CHAPTER XI.
THE SPIRITS IN PRISON.
“For Christ also hath once suffered for sins, the just for the unjust, that he might bring us to God, being put to death in the flesh, but quickened by the Spirit; by which also he went and preached unto the spirits in prison; which sometime were disobedient, when once the longsuffering of God waited in the days of Noah, while the ark was a preparing, wherein few, that is, eight souls, were saved by water.” 1 Pet. 3:18-20.
The advocates of natural immortality are not long in finding their way to this passage. Here, it is claimed, are spirits brought to view, out of the body; for they were the spirits of the antediluvians: and they were conscious and intelligent; for they could listen to the preaching of Christ, who, by his conscious spirit, while his body lay in the grave, went and preached to them.

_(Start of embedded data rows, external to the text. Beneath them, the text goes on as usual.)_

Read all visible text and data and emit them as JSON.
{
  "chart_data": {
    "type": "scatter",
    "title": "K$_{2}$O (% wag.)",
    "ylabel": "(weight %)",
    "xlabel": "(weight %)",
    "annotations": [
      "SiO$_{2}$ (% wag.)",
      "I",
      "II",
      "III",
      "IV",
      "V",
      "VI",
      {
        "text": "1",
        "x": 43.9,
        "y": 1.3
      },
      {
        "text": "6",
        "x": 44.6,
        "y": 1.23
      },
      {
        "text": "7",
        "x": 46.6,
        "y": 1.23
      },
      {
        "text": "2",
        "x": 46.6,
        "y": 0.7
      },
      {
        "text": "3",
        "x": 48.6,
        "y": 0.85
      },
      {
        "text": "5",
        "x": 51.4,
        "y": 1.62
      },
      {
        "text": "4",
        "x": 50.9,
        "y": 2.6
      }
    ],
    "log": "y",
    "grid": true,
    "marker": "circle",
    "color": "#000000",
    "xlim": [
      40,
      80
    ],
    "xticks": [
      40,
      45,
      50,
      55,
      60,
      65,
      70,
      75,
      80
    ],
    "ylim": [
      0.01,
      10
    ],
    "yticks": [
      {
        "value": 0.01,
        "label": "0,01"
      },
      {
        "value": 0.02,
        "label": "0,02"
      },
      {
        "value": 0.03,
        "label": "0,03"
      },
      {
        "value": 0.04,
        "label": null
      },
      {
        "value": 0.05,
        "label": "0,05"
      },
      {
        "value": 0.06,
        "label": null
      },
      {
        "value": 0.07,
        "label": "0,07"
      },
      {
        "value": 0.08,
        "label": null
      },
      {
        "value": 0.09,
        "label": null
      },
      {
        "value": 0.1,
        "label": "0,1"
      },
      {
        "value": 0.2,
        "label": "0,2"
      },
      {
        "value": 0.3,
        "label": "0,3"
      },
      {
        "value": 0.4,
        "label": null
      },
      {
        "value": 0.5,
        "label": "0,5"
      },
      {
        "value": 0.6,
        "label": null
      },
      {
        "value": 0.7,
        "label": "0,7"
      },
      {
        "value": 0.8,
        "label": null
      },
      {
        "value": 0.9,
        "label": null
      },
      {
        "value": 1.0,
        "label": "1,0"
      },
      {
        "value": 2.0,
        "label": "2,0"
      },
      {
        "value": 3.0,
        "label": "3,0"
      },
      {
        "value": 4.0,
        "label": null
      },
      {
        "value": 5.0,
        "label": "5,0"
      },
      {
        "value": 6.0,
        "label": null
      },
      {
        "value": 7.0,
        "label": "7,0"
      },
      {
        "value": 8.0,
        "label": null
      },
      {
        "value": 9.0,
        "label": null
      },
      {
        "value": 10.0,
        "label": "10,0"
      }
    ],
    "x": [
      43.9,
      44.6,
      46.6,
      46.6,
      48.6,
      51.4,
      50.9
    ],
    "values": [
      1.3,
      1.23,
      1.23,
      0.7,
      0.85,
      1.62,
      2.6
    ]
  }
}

Let us see just what conclusions the popular interpretation of this passage involves, that we may test their claims by the Scriptures. 1. The spirits were the spirits of wicked men; for they were disobedient in the days of Noah, and perished in the flood. 2. They were consequently in their place of punishment, the place to which popular theology assigns all such spirits immediately on their passing from this state of existence. 3. The spirit of Christ went into hell to preach to them. These are the facts that are to be cleared of improbabilities, and harmonized with the Scriptures, before the passage can be made available for the popular view.
But the bare suggestion of so singular a transaction as Christ’s going to preach to these spirits, immediately gives rise to the query for what purpose Christ should take pains to go down into hell, to preach to damned spirits there; and what message he could possibly bear to them. The day of their probation was past; they could not be helped by any gospel message; then why preach to them? Would Christ go to taunt them by describing before them blessings which they could never receive, or raising in their bosoms hopes of a release from damnation, which he never designed to grant?
These considerations fall like a mighty avalanche across the way of the common interpretation. The thought is felt to be almost an insuperable objection, and many are the shifts devised to get around it. One thinks that the word preached does not necessarily mean to preach the gospel, notwithstanding almost every instance of the use of the word in the New Testament describes the preaching of the gospel by Christ or his apostles; but that Christ went there to announce to them that his sufferings had been accomplished, and the prophecies concerning him fulfilled. But what object could there be in that? How would that affect their condition? Was it to add poignancy to their pain by rendering their misery doubly sure? And were there not devils enough in hell to perform that work, without making it necessary that Christ should perform such a ghostly task, and that, too, right between those points of time when he laid down his life for our sins and was raised again for our justification?
Another thinks these were the spirits of such as repented during the forty days’ rain of the flood; that they were with the saved in Paradise, a department of the under world where the spirits of the good are kept (the elysium, in fact, of ancient heathen mythology), but that they “still felt uneasy on account of having perished [that is, lost their bodies] under a divine judgment,” and “were now assured by Jesus that their repentance had been accepted.”
Such resorts show the desperate extremities to which the popular exposition of this passage is driven.
Others frankly acknowledge that they cannot tell what, nor for what purpose, Christ preached to the lost in hell. So Landis, p. 236. But he says it makes no difference if we cannot tell what he preached nor why he preached, since we have the assurance that he did go there and preach. Profound conclusion! Would it not be better, since we have the assurance that he preached, to conclude that he preached at a time when preaching could benefit them, rather than at a time when we know that it could not profit them, and there could be no occasion for it whatever?
The whole issue thus turns on the question, When was this work of preaching performed? Some will say, “While they were in prison, and that means the state of death, and shows that the dead are conscious and can be preached to.” Then, we reply, the dead also can be benefited by preaching, and led to repentance; and the doctrine of purgatory springs in full blossom into our creed.